Linguistics research: Hosting 75+ hours of audio data on a user friendly, searchable website

The CoNGA research project focuses on bilingual individuals and whether they retain elements of their native language when living in a different country; for example, their grammar and the way they speak.

Throughout this project, researchers have collected 135 recordings and transcripts of people speaking, totalling 75 hours of sounds files.

The data was all collated in a spreadsheet, including links to the mp3 recordings and transcripts, plus information about the speakers (eg: native language).

Until now there hasn’t been much of this type of audio data available, so the research team wanted to make the sound files and transcripts publicly accessible.

The Research Support Team developed a customised solution that pulled data from the spreadsheet and transformed it into a user-friendly webpage. Other researchers can access it easily from anywhere in the world to listen to the recordings and read the transcripts. It’s searchable too allowing users to filter by the bilingual language pair and other variables.

“This has been a great collaborative project with the Research Support Team. We wanted to make our data user friendly and transform how you can access linguistic data in this research field. Our needs have been fully met and we are very happy.”

Laura Dominguez, Head of Department, Languages, Cultures & Linguistics”

A summary of the technology

The problem

Many research projects have reams of data collated in a spreadsheet. That data is really useful within society and to other researchers, but it’s difficult to make it available for them to use.

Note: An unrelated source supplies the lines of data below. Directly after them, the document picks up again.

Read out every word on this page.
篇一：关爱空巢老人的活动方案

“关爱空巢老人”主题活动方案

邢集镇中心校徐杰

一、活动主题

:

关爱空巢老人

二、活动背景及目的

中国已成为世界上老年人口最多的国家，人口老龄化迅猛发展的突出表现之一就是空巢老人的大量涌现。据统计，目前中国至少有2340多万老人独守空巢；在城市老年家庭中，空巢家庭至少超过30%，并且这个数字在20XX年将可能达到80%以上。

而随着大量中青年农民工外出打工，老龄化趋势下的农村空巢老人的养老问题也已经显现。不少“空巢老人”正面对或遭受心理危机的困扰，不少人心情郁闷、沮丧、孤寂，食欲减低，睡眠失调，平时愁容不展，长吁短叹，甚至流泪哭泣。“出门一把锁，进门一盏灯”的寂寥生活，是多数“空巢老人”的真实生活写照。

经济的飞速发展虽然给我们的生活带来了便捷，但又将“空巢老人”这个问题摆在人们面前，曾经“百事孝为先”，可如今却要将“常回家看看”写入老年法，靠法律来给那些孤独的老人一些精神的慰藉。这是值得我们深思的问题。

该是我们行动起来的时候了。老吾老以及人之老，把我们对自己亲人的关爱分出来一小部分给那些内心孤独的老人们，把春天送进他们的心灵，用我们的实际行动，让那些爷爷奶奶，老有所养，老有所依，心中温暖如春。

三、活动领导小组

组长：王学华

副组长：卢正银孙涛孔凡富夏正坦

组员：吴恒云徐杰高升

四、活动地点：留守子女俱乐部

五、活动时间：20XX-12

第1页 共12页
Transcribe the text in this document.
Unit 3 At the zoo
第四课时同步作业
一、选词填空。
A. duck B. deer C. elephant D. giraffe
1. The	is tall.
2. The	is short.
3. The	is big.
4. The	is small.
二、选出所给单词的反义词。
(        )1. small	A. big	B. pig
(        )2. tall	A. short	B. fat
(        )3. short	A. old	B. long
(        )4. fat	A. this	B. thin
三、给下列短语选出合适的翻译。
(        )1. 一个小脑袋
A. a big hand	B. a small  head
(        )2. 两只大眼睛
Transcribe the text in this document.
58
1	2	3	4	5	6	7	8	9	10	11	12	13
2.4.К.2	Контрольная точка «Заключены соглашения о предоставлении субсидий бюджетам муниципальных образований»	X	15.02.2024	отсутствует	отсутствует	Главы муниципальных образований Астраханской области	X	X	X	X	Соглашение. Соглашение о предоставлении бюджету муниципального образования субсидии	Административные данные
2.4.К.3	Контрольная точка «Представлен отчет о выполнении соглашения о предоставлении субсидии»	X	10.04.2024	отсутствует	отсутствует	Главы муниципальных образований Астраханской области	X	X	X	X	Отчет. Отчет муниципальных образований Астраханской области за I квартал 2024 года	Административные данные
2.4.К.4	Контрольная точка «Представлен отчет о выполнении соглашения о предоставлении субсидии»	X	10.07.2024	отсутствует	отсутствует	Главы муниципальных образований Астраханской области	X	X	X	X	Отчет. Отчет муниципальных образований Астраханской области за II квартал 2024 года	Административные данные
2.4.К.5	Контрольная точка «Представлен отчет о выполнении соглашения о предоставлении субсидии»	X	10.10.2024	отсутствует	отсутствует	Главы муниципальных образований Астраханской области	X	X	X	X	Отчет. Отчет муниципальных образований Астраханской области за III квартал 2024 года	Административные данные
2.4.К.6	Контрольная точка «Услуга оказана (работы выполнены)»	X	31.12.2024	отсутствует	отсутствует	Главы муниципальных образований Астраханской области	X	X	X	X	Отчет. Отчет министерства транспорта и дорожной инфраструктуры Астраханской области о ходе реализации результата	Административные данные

Spreadsheets are difficult to share and are not always user friendly.

The solution

The Research Support Team has developed a customised solution that will pull data from a spreadsheet and transform it into a web page. This is public-facing and user friendly, with a simple search function. It updates automatically when new data is added.

The impact

Valuable research data is made widely available within society, where is can be used by businesses, educators, policy makers, researchers and other interested groups.